Supabase and Databricks are not competitors — they're complementary layers of the modern AI stack. Supabase is the best backend platform for building user-facing applications, especially in the creator economy where AI tools generate full-stack apps at unprecedented speed. If you're a developer, a startup, or a team shipping a product that users interact with directly, Supabase is the clear choice: fast, affordable, open-source, and deeply integrated with the tools driving the vibe coding revolution.
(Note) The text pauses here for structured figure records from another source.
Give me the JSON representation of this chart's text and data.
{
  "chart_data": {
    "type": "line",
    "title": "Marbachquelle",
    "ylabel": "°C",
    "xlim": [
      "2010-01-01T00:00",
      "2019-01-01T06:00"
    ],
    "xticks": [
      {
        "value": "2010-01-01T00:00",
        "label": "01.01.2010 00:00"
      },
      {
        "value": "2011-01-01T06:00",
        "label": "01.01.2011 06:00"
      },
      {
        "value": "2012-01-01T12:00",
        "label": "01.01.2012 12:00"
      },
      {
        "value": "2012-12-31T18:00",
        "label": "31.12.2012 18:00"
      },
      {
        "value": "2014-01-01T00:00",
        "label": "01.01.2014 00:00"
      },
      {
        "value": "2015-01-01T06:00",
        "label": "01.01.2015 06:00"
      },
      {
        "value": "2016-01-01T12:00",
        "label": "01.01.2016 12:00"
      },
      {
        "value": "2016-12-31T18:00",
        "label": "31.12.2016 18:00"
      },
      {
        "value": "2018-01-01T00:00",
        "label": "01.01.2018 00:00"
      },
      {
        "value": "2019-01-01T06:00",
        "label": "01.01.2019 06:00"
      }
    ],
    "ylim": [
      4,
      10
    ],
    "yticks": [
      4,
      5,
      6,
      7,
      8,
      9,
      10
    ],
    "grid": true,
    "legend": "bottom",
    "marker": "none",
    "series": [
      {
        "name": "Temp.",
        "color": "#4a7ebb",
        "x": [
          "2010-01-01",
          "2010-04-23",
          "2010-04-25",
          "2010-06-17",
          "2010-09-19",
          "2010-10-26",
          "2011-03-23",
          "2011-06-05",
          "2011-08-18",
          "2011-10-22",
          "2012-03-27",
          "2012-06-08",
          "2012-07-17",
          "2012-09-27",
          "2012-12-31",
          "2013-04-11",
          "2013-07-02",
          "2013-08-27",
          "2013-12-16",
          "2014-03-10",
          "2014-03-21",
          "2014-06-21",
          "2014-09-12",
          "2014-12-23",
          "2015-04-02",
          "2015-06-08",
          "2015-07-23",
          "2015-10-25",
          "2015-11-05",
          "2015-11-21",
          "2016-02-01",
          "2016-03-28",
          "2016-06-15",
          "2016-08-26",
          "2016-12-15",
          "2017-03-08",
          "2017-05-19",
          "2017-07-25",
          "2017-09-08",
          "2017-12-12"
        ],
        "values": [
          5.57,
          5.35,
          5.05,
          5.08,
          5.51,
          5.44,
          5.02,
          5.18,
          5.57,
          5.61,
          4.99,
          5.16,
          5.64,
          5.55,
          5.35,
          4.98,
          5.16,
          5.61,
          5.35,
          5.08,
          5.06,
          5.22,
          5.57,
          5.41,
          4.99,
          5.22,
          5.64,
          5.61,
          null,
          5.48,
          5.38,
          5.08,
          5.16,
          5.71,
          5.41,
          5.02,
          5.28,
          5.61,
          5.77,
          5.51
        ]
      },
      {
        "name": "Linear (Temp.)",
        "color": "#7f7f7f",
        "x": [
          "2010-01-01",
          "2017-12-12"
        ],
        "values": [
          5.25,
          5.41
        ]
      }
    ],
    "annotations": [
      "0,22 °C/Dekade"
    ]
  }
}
Databricks is the best platform for organizations that need to process, govern, and learn from massive amounts of data. If your workload involves petabyte-scale analytics, custom model training, complex ETL pipelines, or enterprise-grade data governance, Databricks' lakehouse is unmatched. Its $1 billion bet on Neon signals that it intends to also serve the application layer — but that convergence is still early.

The most interesting companies in 2026 use both: Databricks as the analytical and ML backbone, Supabase as the application backend that serves end users. The real question isn't which to choose, but at which layer your current problem lives. If you're building an app, start with Supabase. If you're building a data platform, start with Databricks. If you're building an AI-native enterprise, plan for both.